La plus haute fonctionnaire du ministère de la Famille et des Aînés a acquis l'année dernière avec une autre personne une propriété à Saint-Laurent-de-l'Île-d'Orléans au coût de 450 000 $. Au printemps 2008, elle obtenait seule les clés d'un condo dans le secteur du Vieux-Port de Québec en échange de 260 000 $. Les actes notariés des deux transactions en font foi.
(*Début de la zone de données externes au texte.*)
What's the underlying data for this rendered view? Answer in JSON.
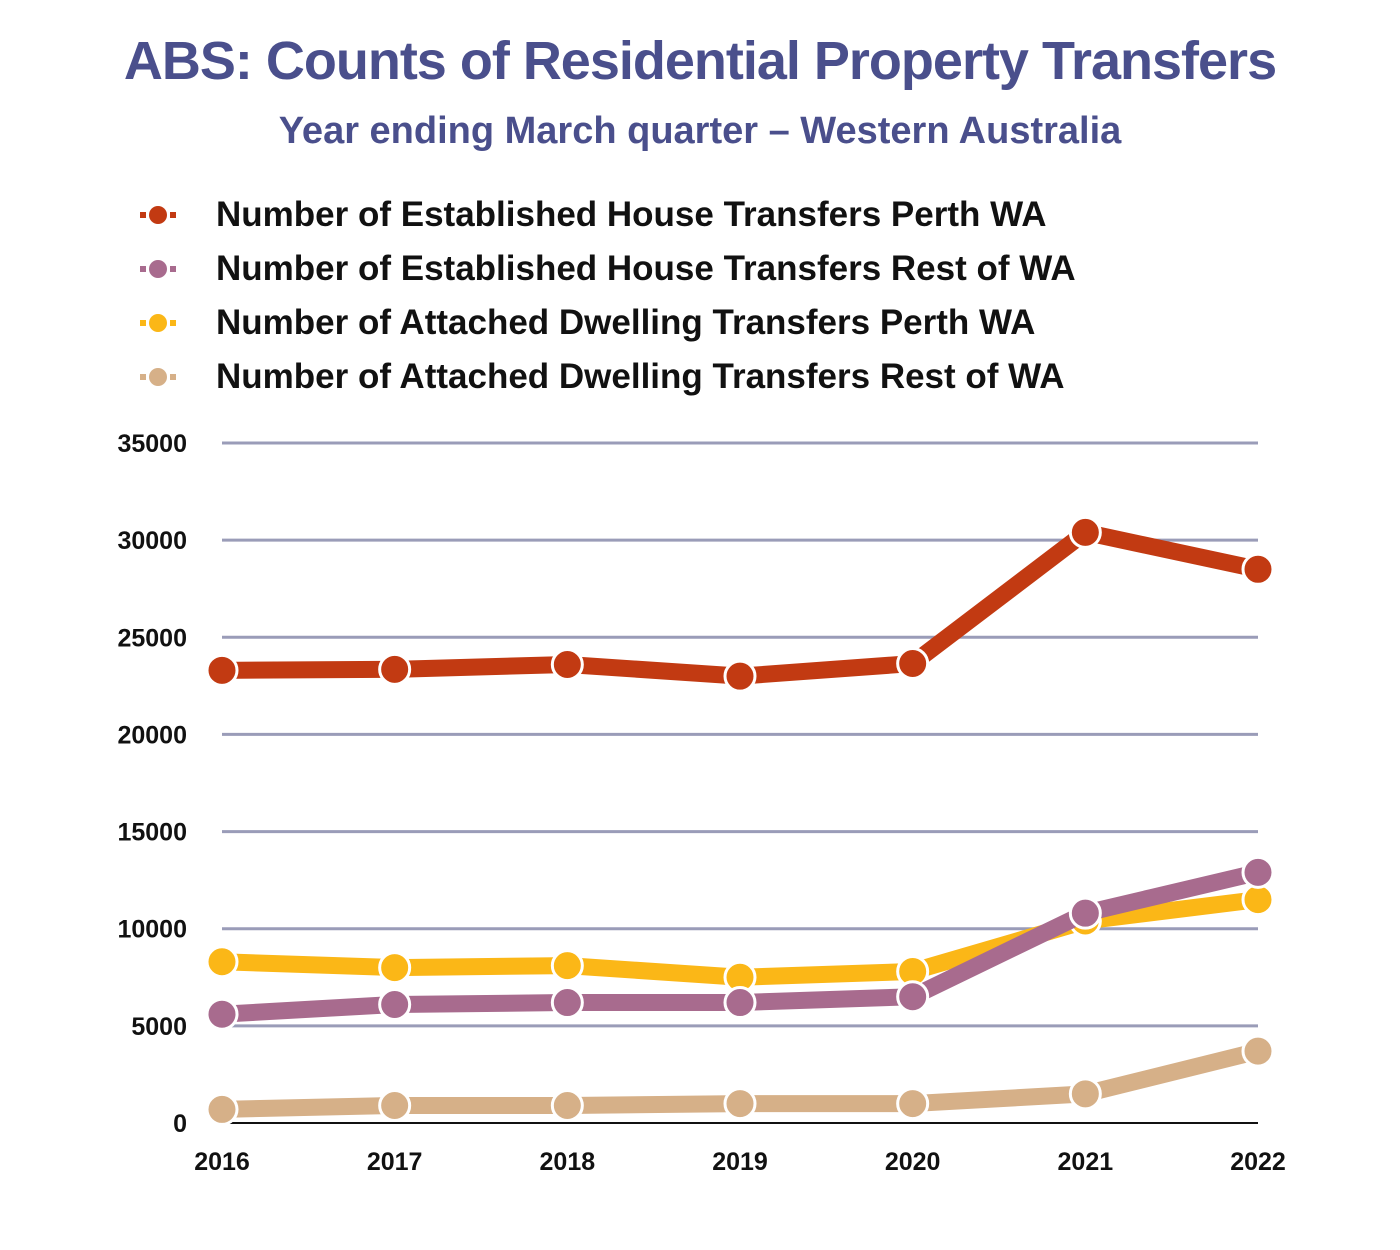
{
  "chart_data": {
    "type": "line",
    "title": "ABS: Counts of Residential Property Transfers",
    "subtitle": "Year ending March quarter – Western Australia",
    "xlabel": "",
    "ylabel": "",
    "x": [
      "2016",
      "2017",
      "2018",
      "2019",
      "2020",
      "2021",
      "2022"
    ],
    "ylim": [
      0,
      35000
    ],
    "yticks": [
      "0",
      "5000",
      "10000",
      "15000",
      "20000",
      "25000",
      "30000",
      "35000"
    ],
    "grid": true,
    "legend_position": "top",
    "series": [
      {
        "name": "Number of Established House Transfers Perth WA",
        "color": "#c23a12",
        "values": [
          23300,
          23350,
          23600,
          23000,
          23650,
          30400,
          28500
        ]
      },
      {
        "name": "Number of Established House Transfers Rest of WA",
        "color": "#a86b8e",
        "values": [
          5600,
          6100,
          6200,
          6200,
          6500,
          10800,
          12900
        ]
      },
      {
        "name": "Number of Attached Dwelling Transfers Perth WA",
        "color": "#fbb717",
        "values": [
          8300,
          8000,
          8100,
          7500,
          7800,
          10400,
          11500
        ]
      },
      {
        "name": "Number of Attached Dwelling Transfers Rest of WA",
        "color": "#d6b088",
        "values": [
          700,
          900,
          900,
          1000,
          1000,
          1500,
          3700
        ]
      }
    ]
  }
}
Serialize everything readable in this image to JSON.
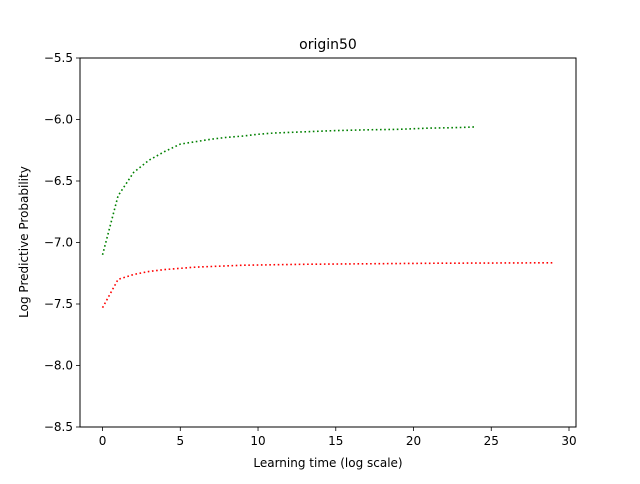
{
  "chart_data": {
    "type": "line",
    "title": "origin50",
    "xlabel": "Learning time (log scale)",
    "ylabel": "Log Predictive Probability",
    "xlim": [
      -1.45,
      30.45
    ],
    "ylim": [
      -8.5,
      -5.5
    ],
    "xticks": [
      0,
      5,
      10,
      15,
      20,
      25,
      30
    ],
    "xtick_labels": [
      "0",
      "5",
      "10",
      "15",
      "20",
      "25",
      "30"
    ],
    "yticks": [
      -5.5,
      -6.0,
      -6.5,
      -7.0,
      -7.5,
      -8.0,
      -8.5
    ],
    "ytick_labels": [
      "−5.5",
      "−6.0",
      "−6.5",
      "−7.0",
      "−7.5",
      "−8.0",
      "−8.5"
    ],
    "grid": false,
    "series": [
      {
        "color": "#008000",
        "style": "dotted",
        "x": [
          0,
          1,
          2,
          3,
          4,
          5,
          6,
          7,
          8,
          9,
          10,
          11,
          12,
          13,
          14,
          15,
          16,
          17,
          18,
          19,
          20,
          21,
          22,
          23,
          24
        ],
        "y": [
          -7.1,
          -6.62,
          -6.43,
          -6.33,
          -6.26,
          -6.2,
          -6.18,
          -6.16,
          -6.145,
          -6.135,
          -6.12,
          -6.11,
          -6.105,
          -6.1,
          -6.095,
          -6.09,
          -6.087,
          -6.084,
          -6.082,
          -6.08,
          -6.075,
          -6.07,
          -6.068,
          -6.065,
          -6.06
        ]
      },
      {
        "color": "#ff0000",
        "style": "dotted",
        "x": [
          0,
          1,
          2,
          3,
          4,
          5,
          6,
          7,
          8,
          9,
          10,
          11,
          12,
          13,
          14,
          15,
          16,
          17,
          18,
          19,
          20,
          21,
          22,
          23,
          24,
          25,
          26,
          27,
          28,
          29
        ],
        "y": [
          -7.53,
          -7.3,
          -7.26,
          -7.235,
          -7.22,
          -7.21,
          -7.2,
          -7.195,
          -7.19,
          -7.185,
          -7.183,
          -7.181,
          -7.179,
          -7.177,
          -7.176,
          -7.175,
          -7.174,
          -7.173,
          -7.172,
          -7.171,
          -7.17,
          -7.169,
          -7.168,
          -7.168,
          -7.167,
          -7.167,
          -7.166,
          -7.166,
          -7.165,
          -7.165
        ]
      }
    ]
  }
}
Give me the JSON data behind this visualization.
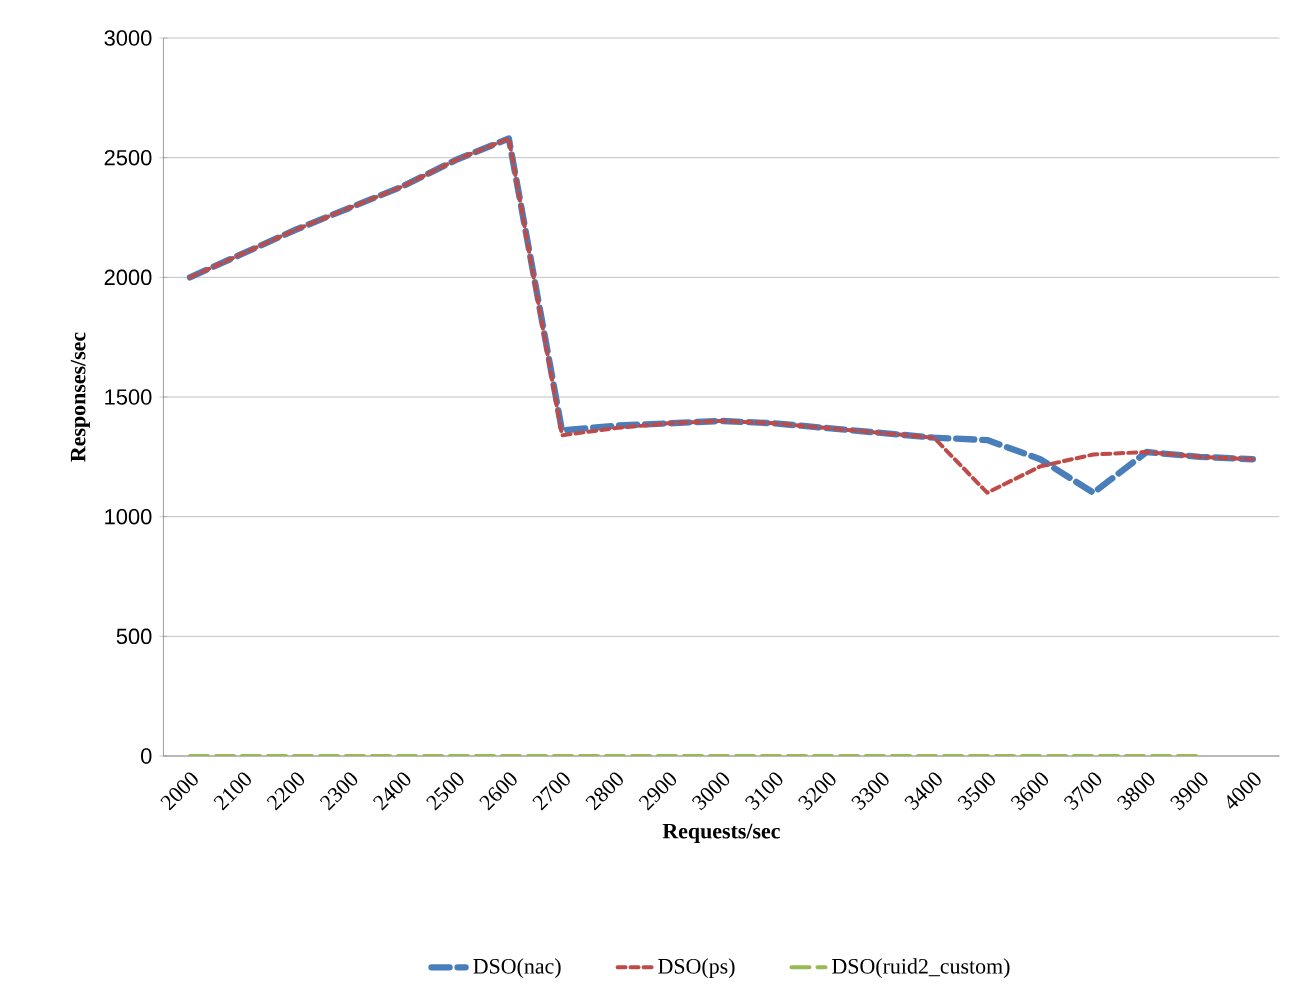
{
  "chart_data": {
    "type": "line",
    "xlabel": "Requests/sec",
    "ylabel": "Responses/sec",
    "categories": [
      "2000",
      "2100",
      "2200",
      "2300",
      "2400",
      "2500",
      "2600",
      "2700",
      "2800",
      "2900",
      "3000",
      "3100",
      "3200",
      "3300",
      "3400",
      "3500",
      "3600",
      "3700",
      "3800",
      "3900",
      "4000"
    ],
    "series": [
      {
        "name": "DSO(nac)",
        "color": "#4a7ebb",
        "line_style": "dashed",
        "values": [
          2000,
          2100,
          2200,
          2290,
          2380,
          2490,
          2580,
          1360,
          1380,
          1390,
          1400,
          1390,
          1370,
          1350,
          1330,
          1320,
          1240,
          1100,
          1270,
          1250,
          1240
        ]
      },
      {
        "name": "DSO(ps)",
        "color": "#be4b48",
        "line_style": "dotted",
        "values": [
          2000,
          2100,
          2200,
          2290,
          2380,
          2490,
          2580,
          1340,
          1370,
          1390,
          1400,
          1390,
          1370,
          1350,
          1330,
          1100,
          1210,
          1260,
          1270,
          1250,
          1240
        ]
      },
      {
        "name": "DSO(ruid2_custom)",
        "color": "#98b954",
        "line_style": "dashed",
        "values": [
          0,
          0,
          0,
          0,
          0,
          0,
          0,
          0,
          0,
          0,
          0,
          0,
          0,
          0,
          0,
          0,
          0,
          0,
          0,
          0,
          null
        ]
      }
    ],
    "ylim": [
      0,
      3000
    ],
    "yticks": [
      0,
      500,
      1000,
      1500,
      2000,
      2500,
      3000
    ],
    "grid": "y",
    "legend": "bottom"
  }
}
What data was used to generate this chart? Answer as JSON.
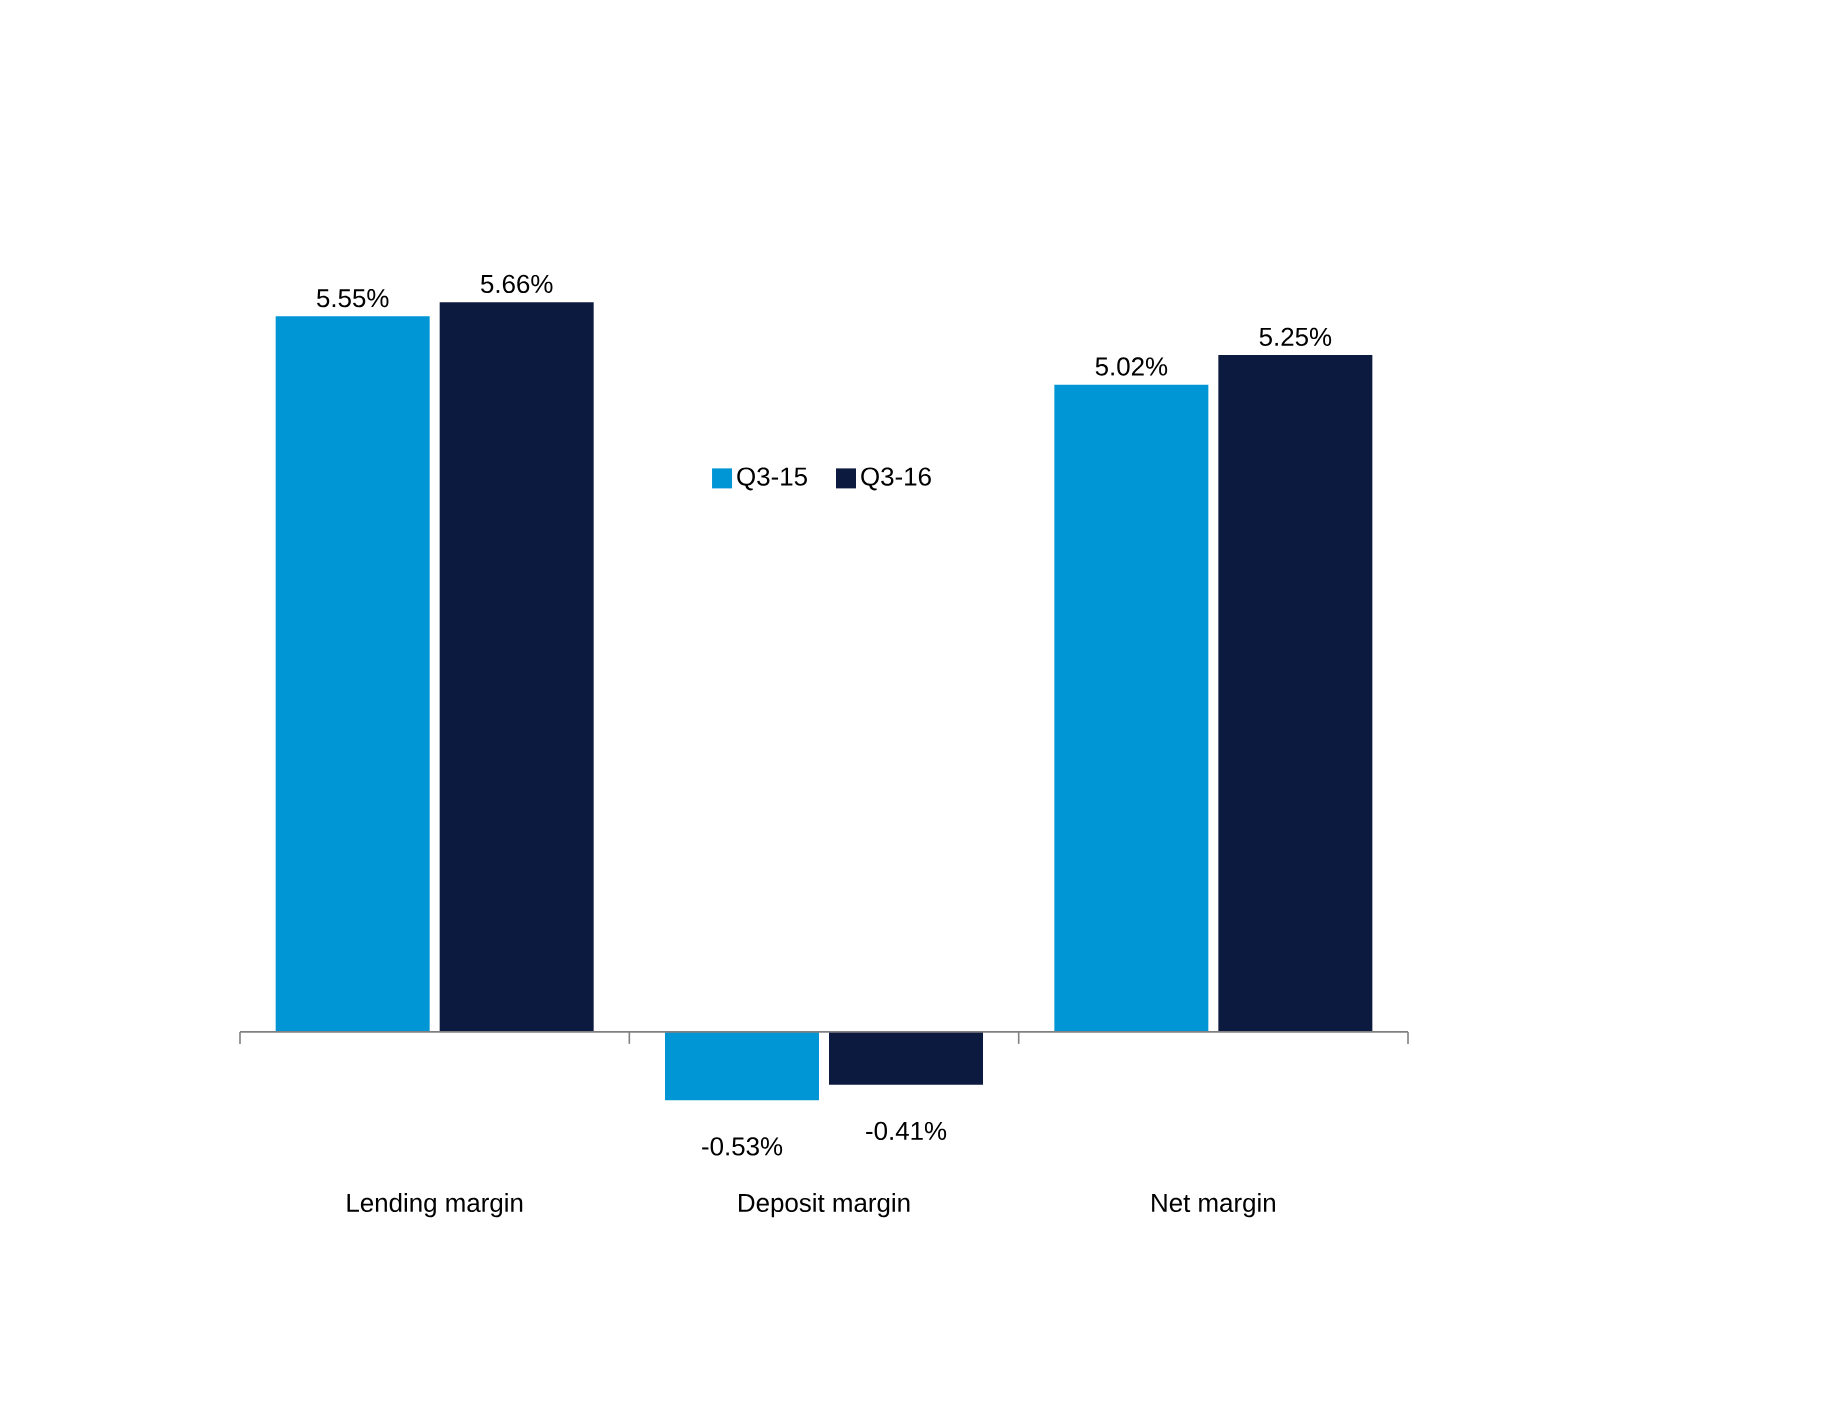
{
  "chart_data": {
    "type": "bar",
    "categories": [
      "Lending margin",
      "Deposit margin",
      "Net margin"
    ],
    "series": [
      {
        "name": "Q3-15",
        "color": "#0095d4",
        "values": [
          5.55,
          -0.53,
          5.02
        ],
        "value_labels": [
          "5.55%",
          "-0.53%",
          "5.02%"
        ]
      },
      {
        "name": "Q3-16",
        "color": "#0d1a40",
        "values": [
          5.66,
          -0.41,
          5.25
        ],
        "value_labels": [
          "5.66%",
          "-0.41%",
          "5.25%"
        ]
      }
    ],
    "legend": "top"
  }
}
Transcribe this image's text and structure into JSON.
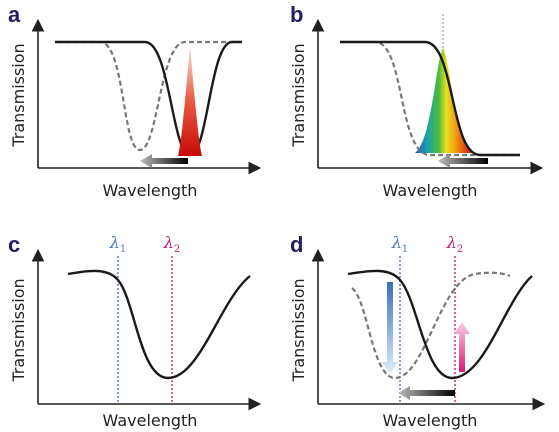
{
  "panels": [
    {
      "label": "a",
      "y_label": "Transmission",
      "x_label": "Wavelength"
    },
    {
      "label": "b",
      "y_label": "Transmission",
      "x_label": "Wavelength"
    },
    {
      "label": "c",
      "y_label": "Transmission",
      "x_label": "Wavelength",
      "lambdas": [
        {
          "symbol": "λ",
          "subscript": "1"
        },
        {
          "symbol": "λ",
          "subscript": "2"
        }
      ]
    },
    {
      "label": "d",
      "y_label": "Transmission",
      "x_label": "Wavelength",
      "lambdas": [
        {
          "symbol": "λ",
          "subscript": "1"
        },
        {
          "symbol": "λ",
          "subscript": "2"
        }
      ]
    }
  ]
}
Malgré ces deux pied-à-terre dans la capitale, le décret qui entérine sa nomination à la Famille et aux Aînés l'autorise à empocher «une allocation mensuelle de 920 $ pour ses frais de séjour à Québec». Les archives de la Gazette officielle du Québec indiquent qu'elle reçoit en fait cette somme tous les mois depuis juillet 2003, lorsqu'elle a été engagée comme secrétaire associée du Conseil du trésor. Un calcul sommaire place à 72 680 $ le total des «frais de séjour» touchés par Mme?Pagé depuis six ans et demi.
À titre de sous-ministre, son traitement salarial s'élève à 187?865 $ par année. Le Soleil a cherché à comprendre pourquoi la sous-ministre encaisse une allocation de séjour malgré ses deux propriétés à Québec.
La secrétaire générale associée à la communication gouvernementale, Marie-Claire Ouellet, a cherché une réponse auprès du Secrétariat aux emplois supérieurs. «La raison est que Mme?Pagé a sa résidence principale à Montréal, indique Mme Ouellet. C'est l'explication en lien avec son embauche.»
Ainsi, ni la maison de l'Île-d'Orléans à 450 000 $ ni son condo du Vieux-Québec à 260 000 $ ne seraient sa résidence principale. Sur les deux actes notariés qui authentifient les transactions, Mme Pagé n'inscrit pourtant aucune adresse montréalaise. Elle se dit plutôt «résidant et domiciliée» dans la maison de Saint-Antoine-de-Tilly qu'elle et une autre personne ont vendu 450 000 $ l'année dernière.
Selon Marie-Claire Ouellet, même si le décret de nomination de Mme Pagé stipule qu'elle «exerce ses fonctions au bureau du Ministère à Québec», elle n'était pas tenue d'y installer sa résidence principale parce qu'elle est à contrat. Il s'agirait d'une règle à l'égard de la haute fonction publique.
«Elle doit quand même à aller à Montréal pour son travail régulièrement, ajoute Mme Ouellet. Ses deux ministres [Tony Tomassi et Marguerite Blais] sont de Montréal.»
Les «allocations de séjour» servent à compenser les fonctionnaires qui payent des frais de logement supplémentaires en raison de leur travail.
Mercredi, Le Soleil a tenté de s'entretenir avec la sous-ministre Pagé, ce qui s'est avéré impossible. Le Ministère nous a plutôt invité à communiquer avec les Emplois supérieurs pour toute question sur le sujet.
Fonctionnaire de carrière, Louise Pagé a occupé entre 1997 et 2002 des postes de sous-ministre associée à la Sécurité publique, à la Justice et à la Famille. Un trou d'un an dans son curriculum vitae précède son retour au Conseil du trésor, en 2003, où elle était secrétaire associée à la réingénierie de l'État, avant de devenir sous-ministre au Tourisme, en 2005. Elle est revenue à la Famille par un décret en décembre 2009.